Der Heppenheimer lässt sich äußerlich nichts anmerken. So etwas komme auch in anderen Sportarten vor, so Vettel. "Es ist doch ganz normal, dass man immer einen unterstützt und die anderen die Gegner sind. In der Auslaufrunde habe ich auch viele deutsche Flaggen gesehen. Leider konnte ich den Fans heute nicht das aufregendste Rennen bieten."

Horner fordert Ende der Buhrufe

Während der Pilot die Sache äußerlich locker sah, forderte sein Teamchef ein Ende der negativen Reaktionen. "Das ist einfach unsportlich. So einen Empfang hat er nicht verdient. Er hat ein hervorragendes Rennen gezeigt. Er ist sich das Herz aus dem Leib gefahren. Dann ist es einfach nicht richtig. Das ist unfair", schimpfte Christian Horner.

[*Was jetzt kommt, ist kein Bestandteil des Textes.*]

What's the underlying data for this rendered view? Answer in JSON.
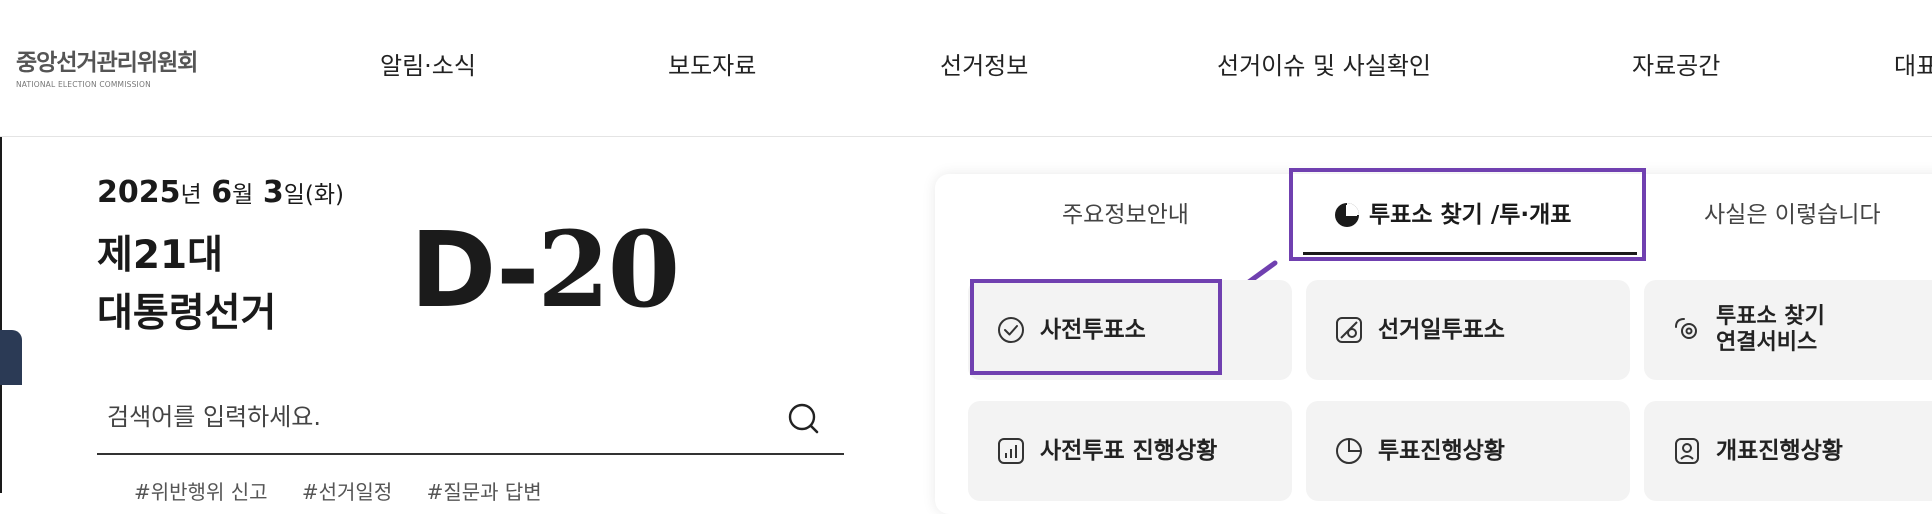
{
  "header": {
    "logo": {
      "korean": "중앙선거관리위원회",
      "english": "NATIONAL ELECTION COMMISSION"
    },
    "nav": [
      "알림·소식",
      "보도자료",
      "선거정보",
      "선거이슈 및 사실확인",
      "자료공간",
      "대표"
    ]
  },
  "election": {
    "date_year": "2025",
    "date_year_unit": "년",
    "date_month": "6",
    "date_month_unit": "월",
    "date_day": "3",
    "date_day_unit": "일",
    "date_weekday": "(화)",
    "title_line1": "제21대",
    "title_line2": "대통령선거",
    "dday_prefix": "D-",
    "dday_number": "20"
  },
  "search": {
    "placeholder": "검색어를 입력하세요.",
    "tags": [
      "#위반행위 신고",
      "#선거일정",
      "#질문과 답변"
    ]
  },
  "panel": {
    "tabs": [
      "주요정보안내",
      "투표소 찾기 /투·개표",
      "사실은 이렇습니다"
    ],
    "active_tab_index": 1,
    "cards_row1": [
      {
        "label": "사전투표소",
        "icon": "check-circle-icon"
      },
      {
        "label": "선거일투표소",
        "icon": "map-pin-icon"
      },
      {
        "label_line1": "투표소 찾기",
        "label_line2": "연결서비스",
        "icon": "link-icon"
      }
    ],
    "cards_row2": [
      {
        "label": "사전투표 진행상황",
        "icon": "bar-chart-icon"
      },
      {
        "label": "투표진행상황",
        "icon": "pie-chart-icon"
      },
      {
        "label": "개표진행상황",
        "icon": "ballot-icon"
      }
    ]
  },
  "colors": {
    "highlight": "#7040b0",
    "dark_tab": "#2b3a55",
    "card_bg": "#f3f3f3"
  }
}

Der Brite glaubt auch nicht, dass es spurlos an seinem Schützling vorbeigeht. "Sebastian sagt immer, dass es ihm nichts ausmacht. Er hat breite Schultern, aber er ist auch nur ein Mensch. Er hat auch Gefühle. Das ist einfach keine schöne Erfahrung, wenn man so einen Empfang bekommt. Das ist eine Schande."

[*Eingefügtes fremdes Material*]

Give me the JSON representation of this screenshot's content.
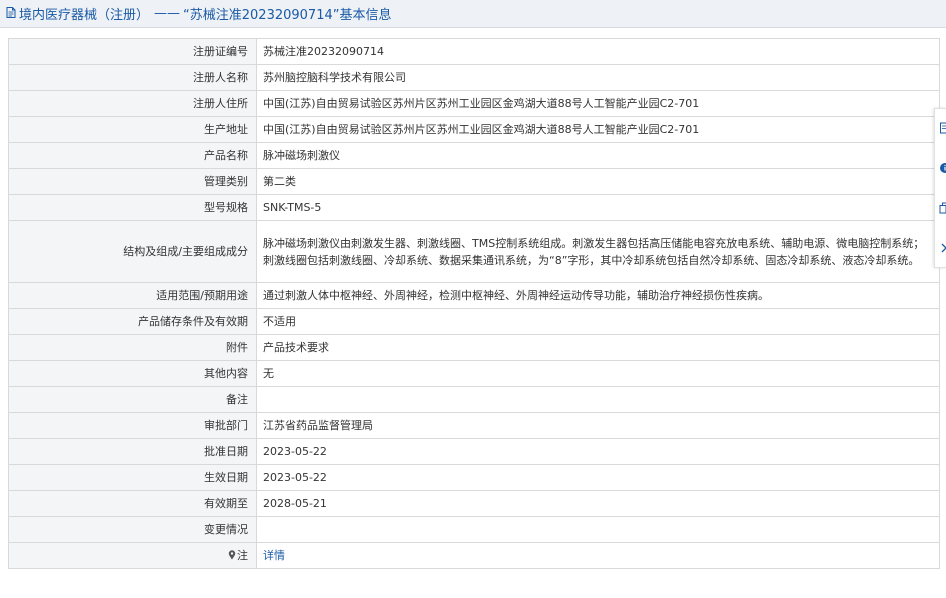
{
  "header": {
    "title_main": "境内医疗器械（注册）",
    "title_sep": "——",
    "title_regno": "“苏械注准20232090714”",
    "title_suffix": "基本信息"
  },
  "rows": [
    {
      "label": "注册证编号",
      "value": "苏械注准20232090714"
    },
    {
      "label": "注册人名称",
      "value": "苏州脑控脑科学技术有限公司"
    },
    {
      "label": "注册人住所",
      "value": "中国(江苏)自由贸易试验区苏州片区苏州工业园区金鸡湖大道88号人工智能产业园C2-701"
    },
    {
      "label": "生产地址",
      "value": "中国(江苏)自由贸易试验区苏州片区苏州工业园区金鸡湖大道88号人工智能产业园C2-701"
    },
    {
      "label": "产品名称",
      "value": "脉冲磁场刺激仪"
    },
    {
      "label": "管理类别",
      "value": "第二类"
    },
    {
      "label": "型号规格",
      "value": "SNK-TMS-5"
    },
    {
      "label": "结构及组成/主要组成成分",
      "value": "脉冲磁场刺激仪由刺激发生器、刺激线圈、TMS控制系统组成。刺激发生器包括高压储能电容充放电系统、辅助电源、微电脑控制系统；刺激线圈包括刺激线圈、冷却系统、数据采集通讯系统，为“8”字形，其中冷却系统包括自然冷却系统、固态冷却系统、液态冷却系统。"
    },
    {
      "label": "适用范围/预期用途",
      "value": "通过刺激人体中枢神经、外周神经，检测中枢神经、外周神经运动传导功能，辅助治疗神经损伤性疾病。"
    },
    {
      "label": "产品储存条件及有效期",
      "value": "不适用"
    },
    {
      "label": "附件",
      "value": "产品技术要求"
    },
    {
      "label": "其他内容",
      "value": "无"
    },
    {
      "label": "备注",
      "value": ""
    },
    {
      "label": "审批部门",
      "value": "江苏省药品监督管理局"
    },
    {
      "label": "批准日期",
      "value": "2023-05-22"
    },
    {
      "label": "生效日期",
      "value": "2023-05-22"
    },
    {
      "label": "有效期至",
      "value": "2028-05-21"
    },
    {
      "label": "变更情况",
      "value": ""
    }
  ],
  "note_row": {
    "label": "注",
    "link_text": "详情"
  },
  "icons": {
    "header_icon": "document-icon",
    "note_icon": "pin-icon",
    "side": [
      "document-icon",
      "info-icon",
      "copy-icon",
      "chevron-right-icon"
    ]
  },
  "colors": {
    "link": "#1a5aa6",
    "label_bg": "#f4f5f7",
    "header_bg": "#eef1f5",
    "border": "#d9d9d9"
  }
}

Horner glaubt nicht, dass die Feindseligkeit noch auf die Missachtung der Stallregie in Malaysia zurückzuführen ist. "Das ist abgeschlossen. Sebastian ist so ein guter Junge mit einem großen Herz. Natürlich ist er ehrgeizig und er liebt es zu gewinnen."

"Ich glaube aber nicht, dass es an ihm persönlich liegt. Als Fernando Alonso bei Renault dauernd gewonnen hat, waren die Reaktionen auch nicht freundlich. Als er bei McLaren gegen Hamilton gefahren ist, wurde er auch ausgebuht. Und jetzt ist er plötzlich der beliebteste Pilot im Fahrerlager. Die Leute lieben einfach den Underdog. Und sie wollen wissen, wer den Dauersieger als erstes schlägt. Das ist normal."